As you may know, timing the market can sometimes prove to be futile even for seasoned investors, due to the uncertainties related to the financial markets. You can invest using an SIP or lumpsum mode of investment. With an SIP route, you need not worry about the right time to invest. Investing a small amount in Equity Funds regularly can help you average out your investment effectively over the long term. Irrespective of whether the stock markets are up or down, investing in a diversified equity portfolio as per the tried and tested 12|20:80 Asset Allocation Strategy can help you sleep a peaceful night’s sleep. Investment in equity funds requires careful consideration of your risk tolerance, time horizon, and envisioned financial goals.
You need to allocate the right amount of funds to equities, fixed-income, and other asset classes in your investment portfolio to fulfil your long-term and short-term needs. If you have a short-term investment horizon, you can consider debt funds such as liquid funds as part of your portfolio. These funds invest in securities with a maturity of not exceeding 91 days only. These funds also take care of your emergency needs as it offers flexibility to redeem as required and do not carry exit loads if you redeem after a week. However, for long-term investment horizon, you can consider balancing your portfolio with equity and gold mutual funds.
Generally, horizon of at least 5 years can be considered when investing in equity mutual funds. Avoid tapping into your investments meant for long-term goals to meet your short-term needs.

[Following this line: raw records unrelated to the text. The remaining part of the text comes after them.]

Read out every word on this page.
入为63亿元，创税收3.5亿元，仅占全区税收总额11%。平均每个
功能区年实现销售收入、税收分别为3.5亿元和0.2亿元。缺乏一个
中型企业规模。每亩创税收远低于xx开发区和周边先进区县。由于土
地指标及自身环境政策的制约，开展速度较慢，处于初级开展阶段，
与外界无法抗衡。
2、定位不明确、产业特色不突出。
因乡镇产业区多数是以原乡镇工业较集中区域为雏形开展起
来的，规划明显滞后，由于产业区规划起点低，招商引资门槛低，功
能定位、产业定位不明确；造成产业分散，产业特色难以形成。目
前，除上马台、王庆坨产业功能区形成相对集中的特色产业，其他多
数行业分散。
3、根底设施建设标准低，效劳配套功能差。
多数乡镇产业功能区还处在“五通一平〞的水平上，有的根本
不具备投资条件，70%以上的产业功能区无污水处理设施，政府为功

Some investors start their investment journey looking for short-term returns. Long-term investments are more likely and capable of coping with market fluctuations. Over the long term, your portfolio can overcome short-term risks. Let’s understand the benefits of long-term investing: 1. Power of Compounding: Long-term investing helps you to gain from the power of compounding and helps to achieve your long-term goals. 2. Lower Downside risks: When you are invested for a longer tenure, your downside risks are lowered, thereby offering you the potential for risk-adjusted return. 3. Keep emotions in control: Equity markets can be prone to fluctuations over the short term and thereby can lead to some poor decisions. However, a long-term investor with prudent asset allocation remains unfazed and manages to keep emotions under control even during market ups and downs.